To be really safe with regard to logins, let the login and logged-in traffic go over HTTPS instead of HTTP and make the cookie HTTPS (secure) only.
URL rewriting of session cookies is discouraged in most (if not all) security circles. OWASP ASVS explicitly discourages its use as it results in exposure of the session identifiers via an insecure medium.
When URL rewriting of session cookies is enabled, the URL could be transmitted (with the session identifier) to other sites, resulting in disclosure of the session identifier via the HTTP Referrer header. In fact, a simple request by a browser to a resource located on another domain will result in possible hijacking (via a Man-In-The-Middle attack) or fixation of the session; this is as good as a Cross Site Scripting vulnerability in the site.

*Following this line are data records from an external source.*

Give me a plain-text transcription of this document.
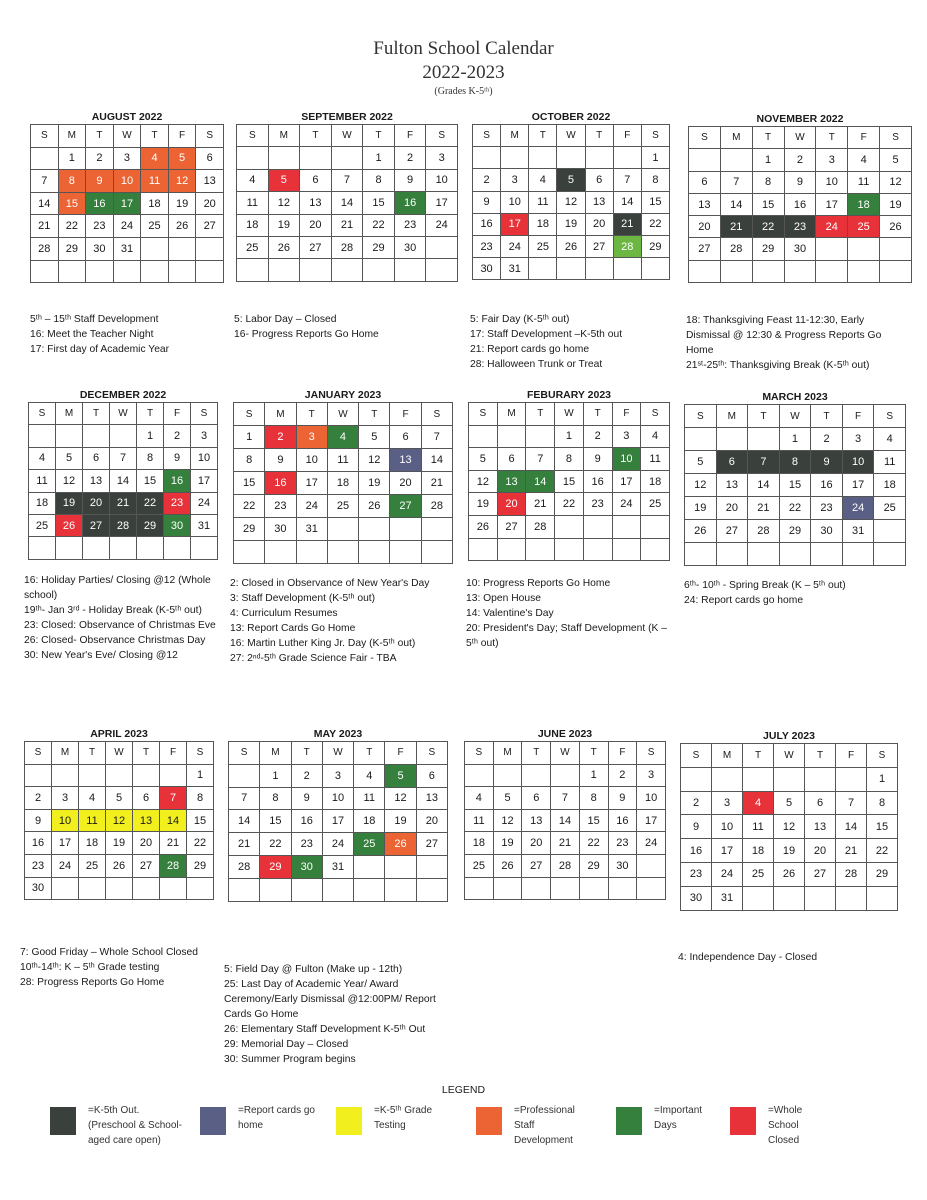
Fulton School Calendar
2022-2023
(Grades K-5ᵗʰ)
AUGUST 2022
S	M	T	W	T	F	S
	1	2	3	4	5	6
7	8	9	10	11	12	13
14	15	16	17	18	19	20
21	22	23	24	25	26	27
28	29	30	31			

5ᵗʰ – 15ᵗʰ Staff Development
16: Meet the Teacher Night
17: First day of Academic Year
SEPTEMBER 2022
S	M	T	W	T	F	S
				1	2	3
4	5	6	7	8	9	10
11	12	13	14	15	16	17
18	19	20	21	22	23	24
25	26	27	28	29	30	

5: Labor Day – Closed
16- Progress Reports Go Home
OCTOBER 2022
S	M	T	W	T	F	S
						1
2	3	4	5	6	7	8
9	10	11	12	13	14	15
16	17	18	19	20	21	22
23	24	25	26	27	28	29
30	31					
5: Fair Day (K-5ᵗʰ out)
17: Staff Development –K-5th out
21: Report cards go home
28: Halloween Trunk or Treat
NOVEMBER 2022
S	M	T	W	T	F	S
		1	2	3	4	5
6	7	8	9	10	11	12
13	14	15	16	17	18	19
20	21	22	23	24	25	26
27	28	29	30			

18: Thanksgiving Feast 11-12:30, Early Dismissal @ 12:30 & Progress Reports Go Home
21ˢᵗ-25ᵗʰ: Thanksgiving Break (K-5ᵗʰ out)
DECEMBER 2022
S	M	T	W	T	F	S
				1	2	3
4	5	6	7	8	9	10
11	12	13	14	15	16	17
18	19	20	21	22	23	24
25	26	27	28	29	30	31

16: Holiday Parties/ Closing @12 (Whole school)
19ᵗʰ- Jan 3ʳᵈ - Holiday Break (K-5ᵗʰ out)
23: Closed: Observance of Christmas Eve
26: Closed- Observance Christmas Day
30: New Year's Eve/ Closing @12
JANUARY 2023
S	M	T	W	T	F	S
1	2	3	4	5	6	7
8	9	10	11	12	13	14
15	16	17	18	19	20	21
22	23	24	25	26	27	28
29	30	31				

2: Closed in Observance of New Year's Day
3: Staff Development (K-5ᵗʰ out)
4: Curriculum Resumes
13: Report Cards Go Home
16: Martin Luther King Jr. Day (K-5ᵗʰ out)
27: 2ⁿᵈ-5ᵗʰ Grade Science Fair - TBA
FEBURARY 2023
S	M	T	W	T	F	S
			1	2	3	4
5	6	7	8	9	10	11
12	13	14	15	16	17	18
19	20	21	22	23	24	25
26	27	28				

10: Progress Reports Go Home
13: Open House
14: Valentine's Day
20: President's Day; Staff Development (K – 5ᵗʰ out)
MARCH 2023
S	M	T	W	T	F	S
			1	2	3	4
5	6	7	8	9	10	11
12	13	14	15	16	17	18
19	20	21	22	23	24	25
26	27	28	29	30	31	

6ᵗʰ- 10ᵗʰ - Spring Break (K – 5ᵗʰ out)
24: Report cards go home
APRIL 2023
S	M	T	W	T	F	S
						1
2	3	4	5	6	7	8
9	10	11	12	13	14	15
16	17	18	19	20	21	22
23	24	25	26	27	28	29
30						
7: Good Friday – Whole School Closed
10ᵗʰ-14ᵗʰ: K – 5ᵗʰ Grade testing
28: Progress Reports Go Home
MAY 2023
S	M	T	W	T	F	S
	1	2	3	4	5	6
7	8	9	10	11	12	13
14	15	16	17	18	19	20
21	22	23	24	25	26	27
28	29	30	31			

5: Field Day @ Fulton (Make up - 12th)
25: Last Day of Academic Year/ Award Ceremony/Early Dismissal @12:00PM/ Report Cards Go Home
26: Elementary Staff Development K-5ᵗʰ Out
29: Memorial Day – Closed
30: Summer Program begins
JUNE 2023
S	M	T	W	T	F	S
				1	2	3
4	5	6	7	8	9	10
11	12	13	14	15	16	17
18	19	20	21	22	23	24
25	26	27	28	29	30	

JULY 2023
S	M	T	W	T	F	S
						1
2	3	4	5	6	7	8
9	10	11	12	13	14	15
16	17	18	19	20	21	22
23	24	25	26	27	28	29
30	31					
4: Independence Day - Closed
LEGEND
=K-5th Out.
(Preschool & School-
aged care open)
=Report cards go
home
=K-5ᵗʰ Grade
Testing
=Professional
Staff
Development
=Important
Days
=Whole
School
Closed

On a different note, additional protection mechanisms like the HttpOnly and Secure-Cookie flags introduced into various browsers for protecting the session cookie in different ways, can no longer be used when URL rewriting of cookies is performed by a site.
I believe you're referring to cookieless sessions. Although I have seen it referred to as 'url rewriting' in Java circles.
There are some extra session hijacking concerns (and they apply across all web development frameworks that support cookieless sessions--not just JSP). But session hijacking is possible even with cookies.
Here's a pretty good in-depth article on MSDN about cookieless sessions and the risks/benefits. Again, these are all platform agnostic.
http://msdn.microsoft.com/en-us/library/aa479314.aspx (toward the bottom)
This is what I came accross checking the OWASP specifications for URL rewriting and it Exposing session information in the URL is a growing security risk (from place 7 in 2007 to place 2 in 2013 on the OWASP Top 10 List).
Options for managing URL rewriting include :
disabling them at the server level.
disabling them at the application level.
An attractive option is a Servlet filter.
The filter wraps the response object with an alternate version, which changes response.encodeURL(String) and related methods into no-operations.